Salah satu sesi Acara Mufakat Budaya Sumatera (MBS)
“WONG KITO GALO”
Mufakat Budaya Sumatera (MBS) di Hotel Oasis Atjeh, Banda Aceh, 12-14 Desember 2014 lalu, melahirkan catatan-catatan menarik. Salah satunya catatan dalam rapat-rapat komisi. Mufakat Budaya Sumatera (MBS) dibagi dalam tiga Komisi yaitu komisi Sumatera dan Agama, Sumatera dan kemelayuan, dan Komisi Sumatera dan Budaya Kekerasan.
Dalam rapat komisi Sumatera dan budaya kekerasan, banyak catatan menarik dari Vegitya Ramadhani (Sumatera selatan), Gading Hamonangan Hasibuan (Aceh-Sumut), Rahmatan (Aceh), Kamaruddin Hasan Kuya (Aceh), Teuku Kemal Fasya (Aceh), Taufik Abda (Aceh) dan lain-lain. Terutama ketika membahas masalah konflik dan kekerasan di Sumatera. Beberapa catatan penting ini juga menjadi salah satu poin deklarasi kutaradja.
Fenomena konflik dan kekerasan yang sering muncul di Sumatera menjadi perbincangan public Nusantara. Lalu mengemuka pertanyaan: apakah budaya berkontribusi terhadap konflik dan kekerasan? Tentu jawaban terhadap pertanyaan tersebut tidak bisa dijawab dengan jawaban yang isoteris, namun harus dijawab secara eksplanatif. Tanpa bermaksud menyederhanakan (simplifikasi), tetap diperlukan penjelasan secara umum (generalisasi) untuk menjawab pertanyaan tersebut.
Salah satu catatan menarik bahwa fenomena konflik dan kekerasan yang muncul selama ini di Sumatera pada dasarnya bukanlah budaya otentik. Hal itu muncul akibat efektafsir teologis, konflik agraria, dan konfiksosial yang merupakan residu dari politik patrimonial lokal yang merugikan budaya Sumatera.
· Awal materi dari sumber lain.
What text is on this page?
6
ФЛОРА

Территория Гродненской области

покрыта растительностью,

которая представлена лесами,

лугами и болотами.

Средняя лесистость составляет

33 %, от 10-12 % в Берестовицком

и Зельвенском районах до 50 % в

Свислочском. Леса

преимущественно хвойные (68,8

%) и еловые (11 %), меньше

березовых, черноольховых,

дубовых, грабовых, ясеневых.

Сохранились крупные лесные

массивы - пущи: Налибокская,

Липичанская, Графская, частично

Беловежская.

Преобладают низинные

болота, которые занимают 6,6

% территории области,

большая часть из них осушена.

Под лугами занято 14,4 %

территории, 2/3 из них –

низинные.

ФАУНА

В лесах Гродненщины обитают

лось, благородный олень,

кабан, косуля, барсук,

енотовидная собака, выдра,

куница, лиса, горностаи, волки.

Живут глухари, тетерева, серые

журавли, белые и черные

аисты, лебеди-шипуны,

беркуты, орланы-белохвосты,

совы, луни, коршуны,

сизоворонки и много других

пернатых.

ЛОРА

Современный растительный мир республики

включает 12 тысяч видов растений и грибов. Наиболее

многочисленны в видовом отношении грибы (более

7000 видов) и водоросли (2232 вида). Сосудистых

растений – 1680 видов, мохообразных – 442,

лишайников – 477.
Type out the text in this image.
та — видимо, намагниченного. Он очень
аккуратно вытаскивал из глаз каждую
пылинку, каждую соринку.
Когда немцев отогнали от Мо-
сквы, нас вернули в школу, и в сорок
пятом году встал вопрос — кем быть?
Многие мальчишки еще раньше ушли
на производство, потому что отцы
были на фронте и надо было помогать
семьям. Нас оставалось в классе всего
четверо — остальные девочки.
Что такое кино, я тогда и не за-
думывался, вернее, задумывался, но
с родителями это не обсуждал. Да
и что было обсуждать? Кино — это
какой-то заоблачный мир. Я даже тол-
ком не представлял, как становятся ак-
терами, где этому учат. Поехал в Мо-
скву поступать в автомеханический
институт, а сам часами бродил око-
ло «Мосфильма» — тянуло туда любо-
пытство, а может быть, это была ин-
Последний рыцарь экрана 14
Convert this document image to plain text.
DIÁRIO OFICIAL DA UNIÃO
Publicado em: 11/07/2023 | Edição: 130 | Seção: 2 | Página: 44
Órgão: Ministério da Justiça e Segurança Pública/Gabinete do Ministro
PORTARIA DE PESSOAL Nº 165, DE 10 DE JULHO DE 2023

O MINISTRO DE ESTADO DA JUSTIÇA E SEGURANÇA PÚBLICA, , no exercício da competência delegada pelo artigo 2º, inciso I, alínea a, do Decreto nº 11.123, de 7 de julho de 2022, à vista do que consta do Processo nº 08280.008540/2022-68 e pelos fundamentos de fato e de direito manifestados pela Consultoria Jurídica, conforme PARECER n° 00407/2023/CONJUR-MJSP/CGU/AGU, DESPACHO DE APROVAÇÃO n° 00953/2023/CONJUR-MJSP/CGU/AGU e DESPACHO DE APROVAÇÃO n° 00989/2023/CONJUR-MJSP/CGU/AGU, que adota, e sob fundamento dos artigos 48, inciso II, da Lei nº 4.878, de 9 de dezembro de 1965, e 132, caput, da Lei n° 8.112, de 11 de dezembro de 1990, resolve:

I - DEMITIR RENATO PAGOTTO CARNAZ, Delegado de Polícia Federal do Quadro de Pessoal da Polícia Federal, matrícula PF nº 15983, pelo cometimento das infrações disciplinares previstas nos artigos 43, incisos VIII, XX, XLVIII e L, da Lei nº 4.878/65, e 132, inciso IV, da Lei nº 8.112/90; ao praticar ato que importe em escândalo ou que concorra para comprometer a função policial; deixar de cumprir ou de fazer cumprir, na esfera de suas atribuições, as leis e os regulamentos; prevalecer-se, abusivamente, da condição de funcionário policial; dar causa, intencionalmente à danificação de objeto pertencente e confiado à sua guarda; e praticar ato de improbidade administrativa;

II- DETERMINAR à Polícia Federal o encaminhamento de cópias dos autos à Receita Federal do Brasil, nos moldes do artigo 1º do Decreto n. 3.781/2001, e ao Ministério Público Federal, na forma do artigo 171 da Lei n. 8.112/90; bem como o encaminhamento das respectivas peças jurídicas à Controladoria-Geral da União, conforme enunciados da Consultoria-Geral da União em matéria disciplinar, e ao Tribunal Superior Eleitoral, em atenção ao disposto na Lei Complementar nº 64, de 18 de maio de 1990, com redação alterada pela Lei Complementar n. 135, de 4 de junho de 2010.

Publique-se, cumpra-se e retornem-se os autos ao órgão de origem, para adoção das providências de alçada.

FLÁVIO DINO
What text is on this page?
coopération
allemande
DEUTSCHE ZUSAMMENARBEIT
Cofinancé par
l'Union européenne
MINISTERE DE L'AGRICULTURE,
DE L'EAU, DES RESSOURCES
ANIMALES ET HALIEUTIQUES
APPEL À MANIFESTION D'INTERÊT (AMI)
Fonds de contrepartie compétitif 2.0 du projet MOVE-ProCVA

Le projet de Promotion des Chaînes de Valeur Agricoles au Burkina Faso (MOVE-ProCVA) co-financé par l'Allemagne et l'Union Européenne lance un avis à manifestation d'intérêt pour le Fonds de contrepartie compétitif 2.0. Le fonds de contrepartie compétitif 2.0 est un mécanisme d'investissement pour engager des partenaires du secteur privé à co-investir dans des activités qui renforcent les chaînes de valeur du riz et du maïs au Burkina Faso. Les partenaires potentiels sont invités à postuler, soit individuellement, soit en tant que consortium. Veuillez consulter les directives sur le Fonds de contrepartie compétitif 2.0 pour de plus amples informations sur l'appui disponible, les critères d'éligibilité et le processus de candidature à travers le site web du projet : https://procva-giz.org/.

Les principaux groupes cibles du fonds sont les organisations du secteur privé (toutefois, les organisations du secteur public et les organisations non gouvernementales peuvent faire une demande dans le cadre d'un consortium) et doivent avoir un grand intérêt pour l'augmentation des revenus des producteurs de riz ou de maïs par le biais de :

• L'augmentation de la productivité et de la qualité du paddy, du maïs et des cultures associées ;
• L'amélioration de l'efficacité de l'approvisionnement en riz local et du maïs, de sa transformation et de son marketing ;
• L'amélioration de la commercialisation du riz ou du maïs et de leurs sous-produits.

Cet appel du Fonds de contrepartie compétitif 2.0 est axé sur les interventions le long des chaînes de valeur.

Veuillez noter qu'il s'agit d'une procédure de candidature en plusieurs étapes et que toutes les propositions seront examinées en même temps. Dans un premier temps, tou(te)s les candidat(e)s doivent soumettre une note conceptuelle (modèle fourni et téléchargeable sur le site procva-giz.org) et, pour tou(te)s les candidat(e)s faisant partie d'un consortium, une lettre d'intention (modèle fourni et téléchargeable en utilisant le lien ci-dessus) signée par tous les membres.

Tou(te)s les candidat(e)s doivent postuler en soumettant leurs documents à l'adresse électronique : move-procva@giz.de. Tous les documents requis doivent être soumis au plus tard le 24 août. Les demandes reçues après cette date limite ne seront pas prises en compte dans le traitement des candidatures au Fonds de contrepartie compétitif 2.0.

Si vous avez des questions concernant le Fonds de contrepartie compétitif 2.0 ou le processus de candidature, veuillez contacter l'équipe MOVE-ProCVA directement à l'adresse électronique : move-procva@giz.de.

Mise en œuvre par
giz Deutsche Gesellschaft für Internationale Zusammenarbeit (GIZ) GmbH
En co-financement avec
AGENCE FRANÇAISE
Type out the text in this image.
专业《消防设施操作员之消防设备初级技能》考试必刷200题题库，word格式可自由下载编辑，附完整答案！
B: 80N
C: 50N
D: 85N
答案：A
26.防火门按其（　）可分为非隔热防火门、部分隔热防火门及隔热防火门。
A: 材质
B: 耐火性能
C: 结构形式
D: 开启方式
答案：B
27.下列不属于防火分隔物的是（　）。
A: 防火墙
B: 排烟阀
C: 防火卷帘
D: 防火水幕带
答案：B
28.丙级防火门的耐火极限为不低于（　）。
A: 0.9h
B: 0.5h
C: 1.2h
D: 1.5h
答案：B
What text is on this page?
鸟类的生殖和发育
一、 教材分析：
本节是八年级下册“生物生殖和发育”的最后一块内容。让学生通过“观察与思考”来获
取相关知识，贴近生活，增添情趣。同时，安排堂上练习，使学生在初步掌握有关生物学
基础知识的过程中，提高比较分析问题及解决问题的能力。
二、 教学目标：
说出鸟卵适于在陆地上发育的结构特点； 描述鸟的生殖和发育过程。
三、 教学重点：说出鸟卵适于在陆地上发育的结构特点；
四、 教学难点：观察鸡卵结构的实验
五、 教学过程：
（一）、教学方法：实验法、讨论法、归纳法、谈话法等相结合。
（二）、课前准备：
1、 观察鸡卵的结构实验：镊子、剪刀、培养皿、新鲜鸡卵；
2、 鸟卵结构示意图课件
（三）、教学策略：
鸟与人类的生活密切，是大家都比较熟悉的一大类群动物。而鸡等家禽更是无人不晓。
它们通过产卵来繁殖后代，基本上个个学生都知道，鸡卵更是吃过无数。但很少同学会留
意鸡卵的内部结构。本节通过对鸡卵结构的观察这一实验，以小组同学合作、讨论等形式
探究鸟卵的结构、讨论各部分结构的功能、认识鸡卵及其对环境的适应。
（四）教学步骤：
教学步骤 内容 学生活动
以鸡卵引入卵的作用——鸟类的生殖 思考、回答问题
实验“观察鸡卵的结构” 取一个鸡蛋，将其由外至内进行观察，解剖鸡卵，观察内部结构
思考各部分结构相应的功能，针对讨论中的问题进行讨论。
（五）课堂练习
Sejatinya Sumatera telah menjadi serambi peradaban Asia tenggara dan dikenal melalui jejak-jejak sejarah, arkeologis-antropologis paling tidak sejak tiga ribu tahun lalu. Keberadaan Sumatera sebagai entitas kultural dan etnis cukup penting bagi keberadaan sejarah Nusantara. Sumatera mampu mengonstruksikan nilai-nilai peradaban, berdiaspora dalam pertemuan ras-ras penting didunia dan menjadikan laut sebagai salah satu konstruksi kulturalnya.
Kesejarahannya yang telah dikenal oleh peradaban dunia sejak abad ketujuh melalui kerajaan Sriwijaya sebagai benteng bahari terkuat dan menguasai Selat Malaka, hingga kerajaan Islam Aceh pada abad keenam belas sebagai satu lima kerajaan Islam terbesar didunia saat itu telah mampu membangun kesamaan garis cultural. Artinya Sumatera adalah tanah Melayu ,yang menjunjung tinggi hukum adat, toleransi, tatakrama perilaku, kebahasaan, dan filsafat hidup.
Kembali ke falsafah budaya Melayu inilah yang penting diangkat, bahwa berdasarkan fakta-fakta dan dokumen sejarah yang telah terpublikasi secara luas melalui pengujian metafisika dan ilmiah maka Sumatera yang berhak menyebut sebagai poros utama peradaban Melayu. Kemelayuan yang terbentang dari sejak Madagaskar hingga Honolulu bertemu pada sumber nilai peradaban utama di Sumatera.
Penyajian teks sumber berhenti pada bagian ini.